Strategies to Manage RSD
In the moment
Buy time before reacting
Because RSD hits fast, building in a delay before responding can prevent damage. "Let me think about that and get back to you" is a complete sentence. So is stepping away from the phone.
Physical grounding
RSD lives in the body. Cold water on the face, slow breathing, or physical movement can interrupt the escalating emotional state long enough to engage rational thought.
Name it
Labelling an emotion ("I'm having an RSD moment") can reduce its intensity. It shifts your brain from purely experiencing the emotion to observing it. "This is RSD, not reality" is a useful phrase to practise.
Don't make decisions during an episode
RSD creates urgency — a need to fix the perceived rejection immediately. Resist this. Sending a reactive message, quitting a job, or ending a relationship during an RSD episode often causes more harm than the original trigger.
Longer-term strategies
- Therapy: DBT (Dialectical Behaviour Therapy) is particularly useful — it was developed for emotional dysregulation and builds specific skills for tolerating distress and regulating emotions
- ADHD coaching: Building anticipatory plans for high-risk situations (performance reviews, difficult conversations)
- Self-compassion practice: Learning to be less catastrophically self-critical takes sustained work but makes an enormous difference
- Identifying your triggers: Knowing what sets off your RSD lets you prepare and build coping plans in advance
- Communication with close people: Helping partners, friends, and colleagues understand RSD so they don't personalise your reactions
Medication
Standard ADHD stimulant medications sometimes help with RSD, but results are inconsistent. Some medications show more specific promise:
- Guanfacine (Intuniv): An alpha-2 agonist that can significantly reduce emotional reactivity and RSD in some people
- MAOIs: Have shown effectiveness for RSD but have serious dietary restrictions and aren't first-line
- Clonidine: Similar to guanfacine, sometimes helpful for emotional dysregulation
Talk to your prescriber about RSD specifically — it's often not addressed unless you raise it directly.

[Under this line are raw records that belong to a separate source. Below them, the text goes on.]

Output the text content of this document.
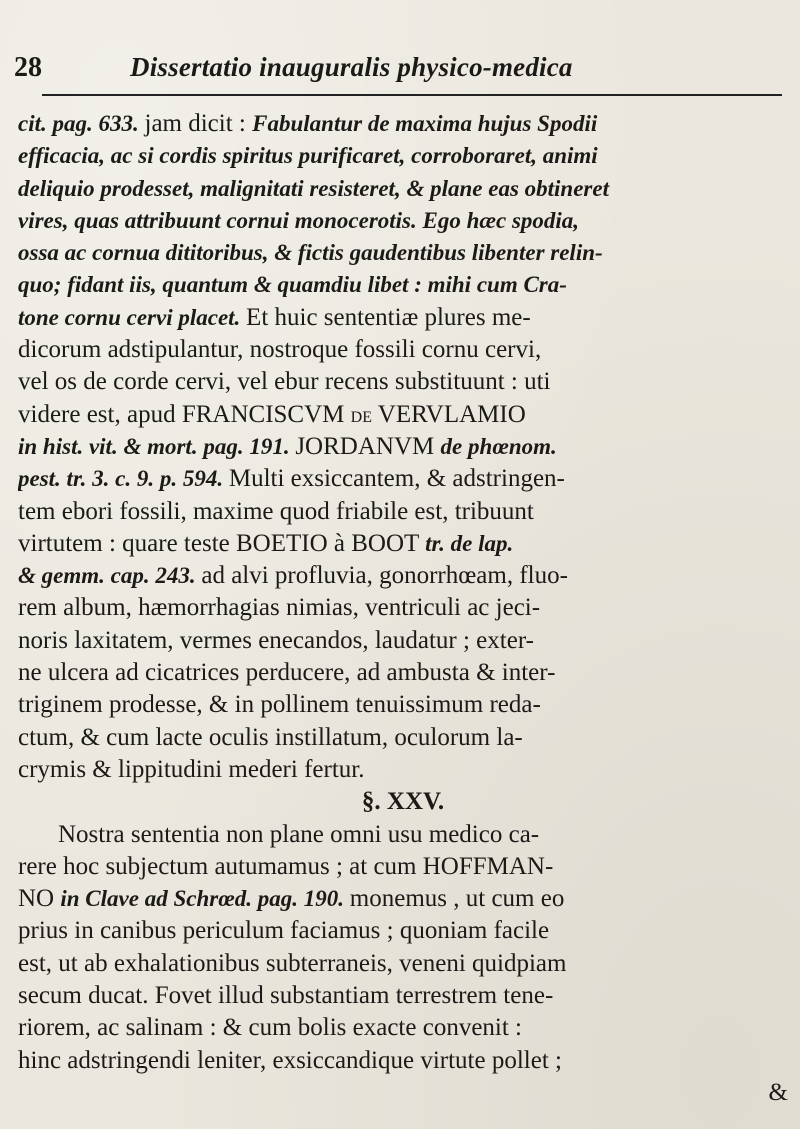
28	Dissertatio inauguralis physico-medica
cit. pag. 633. jam dicit : Fabulantur de maxima hujus Spodii
efficacia, ac si cordis spiritus purificaret, corroboraret, animi
deliquio prodesset, malignitati resisteret, & plane eas obtineret
vires, quas attribuunt cornui monocerotis. Ego hæc spodia,
ossa ac cornua dititoribus, & fictis gaudentibus libenter relin-
quo; fidant iis, quantum & quamdiu libet : mihi cum Cra-
tone cornu cervi placet. Et huic sententiæ plures me-
dicorum adstipulantur, nostroque fossili cornu cervi,
vel os de corde cervi, vel ebur recens substituunt : uti
videre est, apud FRANCISCVM de VERVLAMIO
in hist. vit. & mort. pag. 191. JORDANVM de phœnom.
pest. tr. 3. c. 9. p. 594. Multi exsiccantem, & adstringen-
tem ebori fossili, maxime quod friabile est, tribuunt
virtutem : quare teste BOETIO à BOOT tr. de lap.
& gemm. cap. 243. ad alvi profluvia, gonorrhœam, fluo-
rem album, hæmorrhagias nimias, ventriculi ac jeci-
noris laxitatem, vermes enecandos, laudatur ; exter-
ne ulcera ad cicatrices perducere, ad ambusta & inter-
triginem prodesse, & in pollinem tenuissimum reda-
ctum, & cum lacte oculis instillatum, oculorum la-
crymis & lippitudini mederi fertur.
§. XXV.
Nostra sententia non plane omni usu medico ca-
rere hoc subjectum autumamus ; at cum HOFFMAN-
NO in Clave ad Schrœd. pag. 190. monemus , ut cum eo
prius in canibus periculum faciamus ; quoniam facile
est, ut ab exhalationibus subterraneis, veneni quidpiam
secum ducat. Fovet illud substantiam terrestrem tene-
riorem, ac salinam : & cum bolis exacte convenit :
hinc adstringendi leniter, exsiccandique virtute pollet ;
&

If You Love Someone with RSD
Understanding goes a long way
The person with RSD is not being manipulative or dramatic. Their pain is real and neurological. The hardest part for loved ones is often that their own well-intentioned feedback, delivered gently, lands like a grenade. That's not personal — it's RSD.

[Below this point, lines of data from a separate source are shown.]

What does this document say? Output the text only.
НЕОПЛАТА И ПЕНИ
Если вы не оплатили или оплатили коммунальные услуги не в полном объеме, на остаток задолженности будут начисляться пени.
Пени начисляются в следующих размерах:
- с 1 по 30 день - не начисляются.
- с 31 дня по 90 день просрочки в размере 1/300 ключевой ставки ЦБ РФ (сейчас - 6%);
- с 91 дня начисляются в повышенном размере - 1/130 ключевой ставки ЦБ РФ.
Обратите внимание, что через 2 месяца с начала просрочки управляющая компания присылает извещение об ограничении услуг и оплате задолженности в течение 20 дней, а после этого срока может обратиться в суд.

- Time your feedback carefully — not when they're already stressed or tired
- Lead with care — "I want to talk about something because I care about our relationship" lands differently than leading with the criticism
- Don't try to logic them out of an episode — they already know their reaction may be disproportionate. Pointing it out doesn't help.

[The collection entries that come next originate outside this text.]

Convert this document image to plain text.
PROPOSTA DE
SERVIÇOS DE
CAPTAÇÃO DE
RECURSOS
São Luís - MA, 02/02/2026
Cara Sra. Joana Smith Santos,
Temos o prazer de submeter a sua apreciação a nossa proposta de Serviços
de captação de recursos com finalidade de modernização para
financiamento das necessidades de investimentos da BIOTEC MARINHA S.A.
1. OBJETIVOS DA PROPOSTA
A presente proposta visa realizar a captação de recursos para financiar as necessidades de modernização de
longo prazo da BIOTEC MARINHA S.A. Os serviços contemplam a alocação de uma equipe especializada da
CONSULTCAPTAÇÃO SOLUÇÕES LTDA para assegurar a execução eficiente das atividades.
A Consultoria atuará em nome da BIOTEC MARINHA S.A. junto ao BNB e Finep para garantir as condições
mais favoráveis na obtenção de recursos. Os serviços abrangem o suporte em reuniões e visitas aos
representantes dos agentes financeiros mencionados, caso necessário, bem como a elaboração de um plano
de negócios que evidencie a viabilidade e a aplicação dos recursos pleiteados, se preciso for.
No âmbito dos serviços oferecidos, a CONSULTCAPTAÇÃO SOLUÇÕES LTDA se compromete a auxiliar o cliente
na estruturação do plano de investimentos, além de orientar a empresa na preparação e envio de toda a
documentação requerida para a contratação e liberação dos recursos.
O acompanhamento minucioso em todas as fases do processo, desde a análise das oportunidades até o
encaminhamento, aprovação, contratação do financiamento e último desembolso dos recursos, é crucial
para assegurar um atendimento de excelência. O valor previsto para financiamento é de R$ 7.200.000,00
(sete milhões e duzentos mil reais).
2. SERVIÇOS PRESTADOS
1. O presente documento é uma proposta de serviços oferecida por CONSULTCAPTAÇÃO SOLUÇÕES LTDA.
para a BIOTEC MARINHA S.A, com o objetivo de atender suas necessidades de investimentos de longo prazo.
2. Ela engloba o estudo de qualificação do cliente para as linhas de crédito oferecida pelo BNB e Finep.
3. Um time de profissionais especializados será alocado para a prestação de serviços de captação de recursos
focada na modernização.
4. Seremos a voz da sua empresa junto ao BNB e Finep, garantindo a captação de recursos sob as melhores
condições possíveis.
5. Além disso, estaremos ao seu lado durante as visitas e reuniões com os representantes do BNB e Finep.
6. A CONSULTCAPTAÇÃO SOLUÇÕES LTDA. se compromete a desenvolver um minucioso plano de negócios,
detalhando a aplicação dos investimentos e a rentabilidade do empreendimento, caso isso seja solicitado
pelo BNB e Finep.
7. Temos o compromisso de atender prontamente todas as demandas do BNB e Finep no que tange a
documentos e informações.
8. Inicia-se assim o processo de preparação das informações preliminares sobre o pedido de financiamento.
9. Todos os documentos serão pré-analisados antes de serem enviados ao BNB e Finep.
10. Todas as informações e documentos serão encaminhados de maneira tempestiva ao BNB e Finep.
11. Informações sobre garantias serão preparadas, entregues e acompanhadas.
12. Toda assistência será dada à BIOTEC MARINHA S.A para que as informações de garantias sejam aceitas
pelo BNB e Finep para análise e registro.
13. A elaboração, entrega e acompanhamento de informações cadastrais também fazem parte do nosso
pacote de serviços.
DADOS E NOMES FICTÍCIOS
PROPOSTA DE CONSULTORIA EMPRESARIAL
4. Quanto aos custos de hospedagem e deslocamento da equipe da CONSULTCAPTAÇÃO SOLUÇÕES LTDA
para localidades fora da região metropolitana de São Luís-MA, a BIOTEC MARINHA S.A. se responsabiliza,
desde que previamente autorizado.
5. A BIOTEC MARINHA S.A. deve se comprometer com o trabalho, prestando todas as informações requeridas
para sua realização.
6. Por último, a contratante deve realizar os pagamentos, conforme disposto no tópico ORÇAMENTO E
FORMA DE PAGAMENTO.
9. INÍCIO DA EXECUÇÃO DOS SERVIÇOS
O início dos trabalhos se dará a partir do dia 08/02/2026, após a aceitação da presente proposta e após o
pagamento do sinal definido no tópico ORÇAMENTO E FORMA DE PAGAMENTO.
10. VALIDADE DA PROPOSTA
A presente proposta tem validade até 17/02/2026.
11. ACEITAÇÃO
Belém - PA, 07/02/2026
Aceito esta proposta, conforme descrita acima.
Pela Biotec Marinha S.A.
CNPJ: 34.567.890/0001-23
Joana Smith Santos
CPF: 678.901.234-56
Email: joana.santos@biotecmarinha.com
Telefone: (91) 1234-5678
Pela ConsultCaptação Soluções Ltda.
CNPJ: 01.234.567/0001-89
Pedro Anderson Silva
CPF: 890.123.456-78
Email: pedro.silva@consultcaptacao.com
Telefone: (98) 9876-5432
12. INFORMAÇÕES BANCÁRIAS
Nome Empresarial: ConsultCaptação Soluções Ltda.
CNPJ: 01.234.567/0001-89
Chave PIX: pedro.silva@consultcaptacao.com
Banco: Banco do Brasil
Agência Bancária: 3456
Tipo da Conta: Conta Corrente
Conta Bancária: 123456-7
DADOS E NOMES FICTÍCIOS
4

- Give space when needed — withdrawing to regulate is healthy; don't take it personally
- Ask what they need — some people want reassurance, others need quiet. Don't guess.
- Separate the person from the reaction — an RSD explosion or withdrawal doesn't define who they are
RSD doesn't have to run your life
With the right support — whether that's therapy, medication, community, or all three — many people with RSD learn to recognize their triggers, build response plans, and reduce how much RSD shapes their decisions. The goal isn't to never feel rejection. It's to stop letting the fear of rejection drive everything.